Jeder Zweite sieht Land auf falschem Weg

48 Prozent der Niederösterreicherinnen und Niederösterreicher meinen, dass sich das Land in die falsche Richtung entwickle, nur 31 Prozent sehen eine Entwicklung in die richtige Richtung. Vor der Landtagswahl 2018 war das Ergebnis noch umgekehrt – da sahen 54 Prozent Niederösterreich auf dem richtigen und nur 21 Prozent auf dem falschen Weg (das restliche Viertel war unentschlossen).

Das geht aus der aktuellen Market-Umfrage für den STANDARD hervor, in der die ÖVP elf Prozentpunkte verliert und nur bei 38 Prozent landet. Market-Wahlforscher David Pfarrhofer gibt allerdings zu bedenken, dass man solche Messungen nicht als Vorhersage des tatsächlichen Wahlergebnisses lesen darf, weil noch kein Wahlkampf ist: "Da kann sich noch einiges tun – in jede Richtung. Man traut sich ja derzeit gar nicht abzuschätzen, was da noch alles auf die Bundes-ÖVP zukommt und wie das auf die niederösterreichische Landespartei abfärben wird."

Andererseits sei zu beachten, dass die persönlichen Werte der Landeshauptfrau weiterhin auf sehr hohem Niveau liegen. Elf Prozent äußern sich sehr zufrieden mit ihr, weitere 43 Prozent immerhin zufrieden. Kurz vor der Wahl 2008 lauteten die Werte 13 und 47 Prozent. 34 Prozent sagen auch, dass sie Mikl-Leitner direkt wählen würden, wenn das möglich wäre; 2018 waren es 38 Prozent. Umgekehrt äußern sich 21 Prozent weniger zufrieden und 13 Prozent gar nicht zufrieden mit der Landeshauptfrau.

Weniger polarisierend als Pröll

Gefragt wurde auch nach gewünschten Wahlfolgen. Da zeigt sich, dass Mikl-Leitner wesentlich weniger polarisiert als Amtsvorgänger Pröll: 2013 wünschten 27 Prozent, dass nach der Wahl andere Parteien stark genug würden, einen anderen Landeshauptmann zu stellen als Pröll – jetzt sind es nur 19 Prozent. Umgekehrt wollten damals 42 Prozent, dass Pröll bleibt, ausdrücklich für einen Verbleib Mikl-Leitners sind nur 21 Prozent. Starken Rückhalt hat die Amtsinhaberin bei ÖVP-Wählern, es sprechen sich aber auch viele Grüne gegen einen Wechsel aus.

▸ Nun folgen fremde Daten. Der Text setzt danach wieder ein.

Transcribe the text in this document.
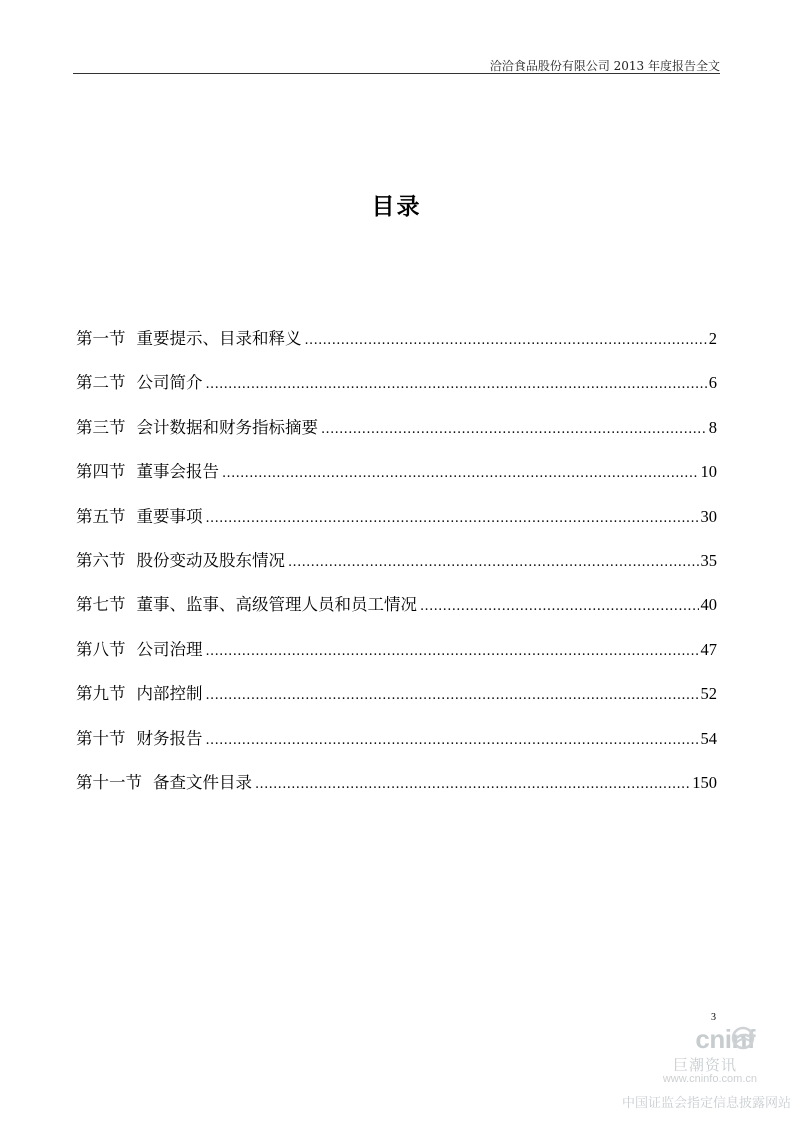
洽洽食品股份有限公司 2013 年度报告全文
目录
第一节 重要提示、目录和释义 .....	2
第二节 公司简介 .....	6
第三节 会计数据和财务指标摘要 .....	8
第四节 董事会报告 .....	10
第五节 重要事项 .....	30
第六节 股份变动及股东情况 .....	35
第七节 董事、监事、高级管理人员和员工情况 .....	40
第八节 公司治理 .....	47
第九节 内部控制 .....	52
第十节 财务报告 .....	54
第十一节 备查文件目录 .....	150
3
cninf
巨潮资讯
www.cninfo.com.cn
中国证监会指定信息披露网站
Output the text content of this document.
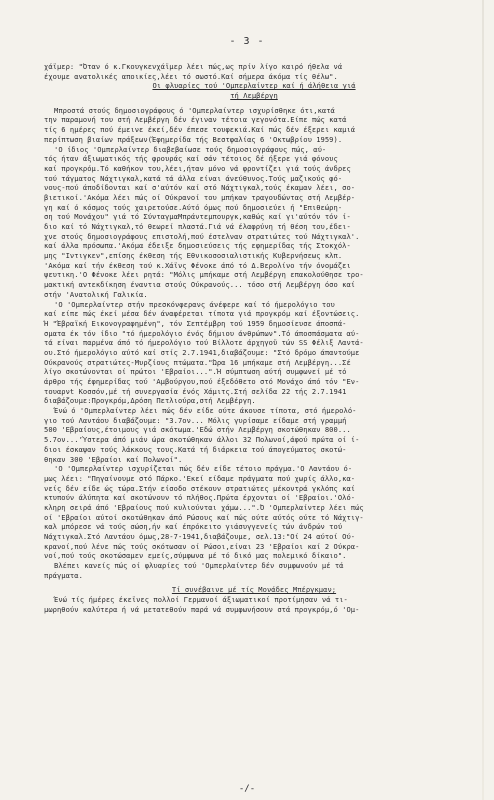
- 3 -
χάϊμερ: "Όταν ό κ.Γκουγκενχάϊμερ λέει πώς,ως πρίν λίγο καιρό ήθελα νά
έχουμε ανατολικές αποικίες,λέει τό σωστό.Καί σήμερα άκόμα τίς θέλω".
Οι φλυαρίες τού 'Ομπερλαίντερ καί ή άλήθεια γιά
τή Λεμβέργη
Μπροστά στούς δημοσιογράφους ό 'Ομπερλαίντερ ισχυρίσθηκε ότι,κατά
την παραμονή του στή Λεμβέργη δέν έγιναν τέτοια γεγονότα.Είπε πώς κατά
τίς 6 ημέρες πού έμεινε έκεί,δέν έπεσε τουφεκιά.Καί πώς δέν έξερει καμιά
περίπτωση βιαίων πράξεων(Έφημερίδα τής Βεστφαλίας 6 'Οκτωβρίου 1959).
'Ο ίδιος 'Ομπερλαίντερ διαβεβαίωσε τούς δημοσιογράφους πώς, αύ-
τός ήταν άξιωματικός τής φρουράς καί σάν τέτοιος δέ ήξερε γιά φόνους
καί προγκρόμ.Τό καθήκον του,λέει,ήταν μόνο νά φροντίζει γιά τούς άνδρες
τού τάγματος Νάχτιγκαλ,κατά τά άλλα είναι άνεύθυνος.Τούς μαζικούς φό-
νους-πού άποδίδονται καί σ'αύτόν καί στό Νάχτιγκαλ,τούς έκαμαν λέει, σο-
βιετικοί.'Ακόμα λέει πώς οί Ούκρανοί του μπήκαν τραγουδώντας στή Λεμβέρ-
γη καί ό κόσμος τούς χαιρετούσε.Αύτό όμως πού δημοσιεύει ή "Επιθεώρη-
ση τού Μονάχου" γιά τό ΣύνταγμαΜπράντεμπουργκ,καθώς καί γι'αύτόν τόν ί-
διο καί τό Νάχτιγκαλ,τό θεωρεί πλαστά.Γιά νά έλαφρύνη τή θέση του,έδει-
χνε στούς δημοσιογράφους επιστολή,πού έστελναν στρατιώτες τού Νάχτιγκαλ'.
καί άλλα πρόσωπα.'Ακόμα έδειξε δημοσιεύσεις τής εφημερίδας τής Στοκχόλ-
μης "Ιντιγκεν",επίσης έκθεση τής Εθνικοσοσιαλιστικής Κυβερνήσεως κλπ.
'Ακόμα καί τήν έκθεση τού κ.Χάϊνς Φένοκε άπό τό Δ.Βερολίνο τήν όνομάζει
ψευτικη.'Ο Φένοκε λέει ρητά: "Μόλις μπήκαμε στή Λεμβέργη επακολούθησε τρο-
μακτική αντεκδίκηση έναντια στούς Ούκρανούς... τόσο στή Λεμβέργη όσο καί
στήν 'Ανατολική Γαλικία.
'Ο 'Ομπερλαίντερ στήν πρεσκόνφερανς άνέφερε καί τό ήμερολόγιο του
καί είπε πώς έκεί μέσα δέν άναφέρεται τίποτα γιά προγκρόμ καί έξοντώσεις.
Ή "Έβραϊκή Εικονογραφημένη", τόν Σεπτέμβρη τού 1959 δημοσίευσε άποσπά-
σματα έκ τόν ίδιο "τό ήμερολόγιο ένός δήμιου άνθρώπων".Τό άποσπάσματα αύ-
τά είναι παρμένα άπό τό ήμερολόγιο τού Βίλλοτε άρχηγοϋ τών SS Φέλιξ Λαντά-
ου.Στό ήμερολόγιο αύτό καί στίς 2.7.1941,διαβάζουμε: "Στό δρόμο άπαντούμε
Ούκρανούς στρατιώτες-Μυρζίους πτώματα."Ώρα 16 μπήκαμε στή Λεμβέργη...Σέ
λίγο σκοτώνονται οί πρώτοι 'Εβραίοι...".Ή σύμπτωση αύτή συμφωνεί μέ τό
άρθρο τής έφημερίδας τού 'Αμβούργου,πού έξεδόθετο στό Μονάχο άπό τόν "Εν-
τουαρνt Κοσσόν,μέ τή συνεργασία ένός Χάμιτς.Στή σελίδα 22 τής 2.7.1941
διαβάζουμε:Προγκρόμ,Δρόση Πετλιούρα,στή Λεμβέργη.
Ένώ ό 'Ομπερλαίντερ λέει πώς δέν είδε ούτε άκουσε τίποτα, στό ήμερολό-
γιο τού Λαντάου διαβάζουμε: "3.7ον... Μόλις γυρίσαμε είδαμε στή γραμμή
500 'Εβραίους,έτοιμους γιά σκότωμα.'Εδώ στήν Λεμβέργη σκοτώθηκαν 800...
5.7ον...'Ύστερα άπό μιάν ώρα σκοτώθηκαν άλλοι 32 Πολωνοί,άφού πρώτα οί ί-
διοι έσκαψαν τούς λάκκους τους.Κατά τή διάρκεια τού άπογεύματος σκοτώ-
θηκαν 300 'Εβραίοι καί Πολωνοί".
'Ο 'Ομπερλαίντερ ισχυρίζεται πώς δέν είδε τέτοιο πράγμα.'Ο Λαντάου ό-
μως λέει: "Πηγαίνουμε στό Πάρκο.'Εκεί είδαμε πράγματα πού χωρίς άλλο,κα-
νείς δέν είδε ώς τώρα.Στήν είσοδο στέκουν στρατιώτες μέκοντρά γκλόπς καί
κτυπούν άλύπητα καί σκοτώνουν τό πλήθος.Πρώτα έρχονται οί 'Εβραίοι.'Ολό-
κληρη σειρά άπό 'Εβραίους πού κυλιούνται χάμω...".Ό 'Ομπερλαίντερ λέει πώς
οί 'Εβραίοι αύτοί σκοτώθηκαν άπό Ρώσους καί πώς ούτε αύτός ούτε τό Νάχτιγ-
καλ μπόρεσε νά τούς σώση,ήν καί έπρόκειτο γιάσυγγενείς τών άνδρών τού
Νάχτιγκαλ.Στό Λαντάου όμως,28-7-1941,διαβάζουμε, σελ.13:"Οί 24 αύτοί Ού-
κρανοί,πού λένε πώς τούς σκότωσαν οί Ρώσοι,είναι 23 'Εβραίοι καί 2 Ούκρα-
νοί,πού τούς σκοτώσαμεν εμείς,σύμφωνα μέ τό δικό μας πολεμικό δίκαιο".
Βλέπει κανείς πώς οί φλυαρίες τού 'Ομπερλαίντερ δέν συμφωνούν μέ τά
πράγματα.
Τί συνέβαινε μέ τίς Μονάδες Μπέργκμαν;
Ένώ τίς ήμέρες έκεϊνες πολλοί Γερμανοί άξιωματικοί προτίμησαν νά τι-
μωρηθούν καλύτερα ή νά μετατεθούν παρά νά συμφωνήσουν στά προγκρόμ,ό 'Ομ-
-/-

Dies könnte allerdings auch mit mangelnden Alternativen zu tun haben:

  • Die SPÖ kommt in der Market-Hochrechnung derzeit auf 25 Prozent, etwa einen Prozentpunkt mehr als 2018, Spitzenkandidat Franz Schnabl würde nur von acht Prozent direkt gewählt, wenn das möglich wäre. 16 Prozent wünschen der SPÖ, dass es ihr gelingt, stärker zu werden – neben den deklarierten Sozialdemokraten äußern auch viele Grüne diesen Wunsch.
  • Die FPÖ könnte um ein Drittel auf 20 Prozent zulegen – Landesparteichef Udo Landbauer würde aber ebenfalls nur von acht Prozent direkt gewählt. Auffallend ist, dass nur zwölf Prozent wünschen, dass die FPÖ so stark zulegt, dass sie zur meistbeachteten Partei der kommenden Wahl wird.
  • Für die Grünen gäbe es mit sechs Prozent etwa gleich viel wie 2018, für Spitzenfrau Helga Krismer als Landeshauptfrau wären drei Prozent. Zwölf Prozent der Befragten wünschen sich, "dass die Grünen im Landtag ein wichtiges Wort mitreden können".
  • Die Neos könnten mit acht Prozent rechnen, Spitzenkandidatin Indra Collini mit vier Prozent. Zehn Prozent wünschen sich eine (weitere) Verankerung der Pinken in der Landespolitik.
  • Gerhard Ivan von der MFG kann sich ein Prozent als Landeshauptmann vorstellen, in der Hochrechnung kommt seine Partei derzeit allerdings nur auf zwei Prozent. Für das Hauptthema der MFG spricht, dass sich 24 Prozent wünschen, dass es wegen Corona zu keinen weiteren Einschränkungen kommt. Diesen Wunsch äußern neben den wenigen erklärten MFG-Gefolgsleuten auch jene der FPÖ in hohem Maße.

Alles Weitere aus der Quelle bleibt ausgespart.